La prova di Kuragaike Park, appena 2,75 km, non rappresenta fedelmente ciò che attende gli equipaggi nel resto del weekend, ma ha comunque offerto un primo assaggio della sfida nipponica. Tutti i piloti avevano già affrontato il percorso nel corso dello shakedown, disputato nella stessa giornata di giovedì, ed erano quindi piuttosto familiarizzati con il tracciato.
Durante lo shakedown era stato Elfyn Evans a imporsi con un riferimento di 2’13’’8. Quando però è arrivato il momento di fare sul serio, è stato Rovanperä a salire in cattedra: il campione del mondo ha fatto segnare un crono ben 6,3 secondi più rapido del miglior tempo della mattina. Un risultato sorprendente, considerando che il finlandese non ha nascosto alcune difficoltà di feeling con la sua GR Yaris Rally1.
“Speriamo che domani vada meglio” ha commentato Rovanperä al termine della prova. “Le tappe saranno più aperte e dovrei avere sensazioni migliori con la macchina. Vedremo”.

Alle sue spalle si è piazzato Ott Tänak, staccato di soli 0,1 secondi. Un margine minimo, simbolo di una serratissima lotta al vertice: i primi otto piloti sono infatti racchiusi in un solo secondo. A completare il podio provvisorio c’è l’idolo di casa Takamoto Katsuta, terzo a 0,3 secondi da Rovanperä. Il giapponese, accolto dal calore del pubblico locale, ha ammesso come questa speciale non sia mai stata tra le sue preferite, ma il tempo registrato conferma la sua crescita costante.

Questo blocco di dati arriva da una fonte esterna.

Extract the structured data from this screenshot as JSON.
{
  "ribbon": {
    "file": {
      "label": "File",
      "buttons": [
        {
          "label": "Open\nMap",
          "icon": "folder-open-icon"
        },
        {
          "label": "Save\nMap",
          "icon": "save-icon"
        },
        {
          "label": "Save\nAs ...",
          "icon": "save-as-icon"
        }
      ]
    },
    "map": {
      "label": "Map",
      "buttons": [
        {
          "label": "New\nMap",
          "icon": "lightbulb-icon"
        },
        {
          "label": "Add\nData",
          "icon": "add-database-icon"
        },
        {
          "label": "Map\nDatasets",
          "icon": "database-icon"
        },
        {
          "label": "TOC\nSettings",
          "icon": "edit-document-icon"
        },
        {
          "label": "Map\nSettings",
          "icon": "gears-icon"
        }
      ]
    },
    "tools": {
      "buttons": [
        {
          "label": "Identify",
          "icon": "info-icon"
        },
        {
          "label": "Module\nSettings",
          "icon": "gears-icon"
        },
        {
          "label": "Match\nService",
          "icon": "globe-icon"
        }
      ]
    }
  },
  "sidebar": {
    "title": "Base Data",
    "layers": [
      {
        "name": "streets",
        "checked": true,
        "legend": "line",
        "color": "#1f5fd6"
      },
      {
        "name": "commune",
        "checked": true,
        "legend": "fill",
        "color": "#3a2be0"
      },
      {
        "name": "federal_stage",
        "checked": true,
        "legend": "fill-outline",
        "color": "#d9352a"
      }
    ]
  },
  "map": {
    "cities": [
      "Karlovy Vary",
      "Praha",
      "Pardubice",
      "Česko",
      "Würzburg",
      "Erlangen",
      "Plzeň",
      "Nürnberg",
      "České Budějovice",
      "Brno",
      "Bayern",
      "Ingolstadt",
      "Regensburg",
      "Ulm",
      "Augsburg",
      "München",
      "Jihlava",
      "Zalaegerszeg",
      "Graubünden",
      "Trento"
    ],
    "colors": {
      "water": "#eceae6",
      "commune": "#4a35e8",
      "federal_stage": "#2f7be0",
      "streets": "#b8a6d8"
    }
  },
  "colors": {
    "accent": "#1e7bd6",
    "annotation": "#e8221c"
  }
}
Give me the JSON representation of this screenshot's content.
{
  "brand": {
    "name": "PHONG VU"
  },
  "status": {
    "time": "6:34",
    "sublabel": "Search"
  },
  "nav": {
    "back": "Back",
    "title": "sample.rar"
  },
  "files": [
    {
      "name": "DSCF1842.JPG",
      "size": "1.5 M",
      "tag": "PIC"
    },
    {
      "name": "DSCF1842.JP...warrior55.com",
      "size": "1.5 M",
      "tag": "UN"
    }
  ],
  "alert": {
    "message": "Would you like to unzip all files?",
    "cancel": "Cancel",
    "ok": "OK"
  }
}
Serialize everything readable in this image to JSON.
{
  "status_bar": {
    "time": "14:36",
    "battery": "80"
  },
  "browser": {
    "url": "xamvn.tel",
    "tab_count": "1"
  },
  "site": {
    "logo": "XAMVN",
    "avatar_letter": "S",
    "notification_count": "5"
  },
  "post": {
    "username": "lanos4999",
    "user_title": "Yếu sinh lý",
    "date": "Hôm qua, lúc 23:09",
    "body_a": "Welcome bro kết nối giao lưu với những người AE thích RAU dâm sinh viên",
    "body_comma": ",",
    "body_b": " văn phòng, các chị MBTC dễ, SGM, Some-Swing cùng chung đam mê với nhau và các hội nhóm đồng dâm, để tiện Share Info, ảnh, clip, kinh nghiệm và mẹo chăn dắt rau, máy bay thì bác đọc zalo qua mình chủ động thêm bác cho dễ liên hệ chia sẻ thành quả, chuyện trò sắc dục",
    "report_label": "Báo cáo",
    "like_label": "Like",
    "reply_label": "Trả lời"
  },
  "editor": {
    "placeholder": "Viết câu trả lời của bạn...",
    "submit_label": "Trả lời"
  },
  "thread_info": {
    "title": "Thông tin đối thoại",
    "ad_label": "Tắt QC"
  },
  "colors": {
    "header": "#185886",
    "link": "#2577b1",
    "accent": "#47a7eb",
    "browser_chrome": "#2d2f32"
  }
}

Quarto posto per Sébastien Ogier, mentre Evans – sesto – è stato sopravanzato dall’altra Toyota di Sami Pajari. In casa M-Sport il più rapido è stato Grégoire Munster, mentre Oliver Solberg ha chiuso la top ten battendo per un soffio Josh McErlean.
In WRC2 la sfida è già apertissima: Alejandro Cachón ha messo la sua Toyota davanti a tutti, ma il suo vantaggio su Nikolay Gryazin è di appena un decimo. Solberg, pur non iscritto per i punti, ha addirittura preceduto entrambi con un tempo inferiore di 3 decimi rispetto a Cachón.
La vera battaglia, però, inizierà domani: il programma del venerdì prevede alcune delle speciali più impegnative dell’intero calendario, con strade strette, curve cieche e il meteo giapponese sempre pronto a sparigliare le carte. Rovanperä parte davanti, ma la sensazione generale è che questa sia solo la quiete prima della tempesta.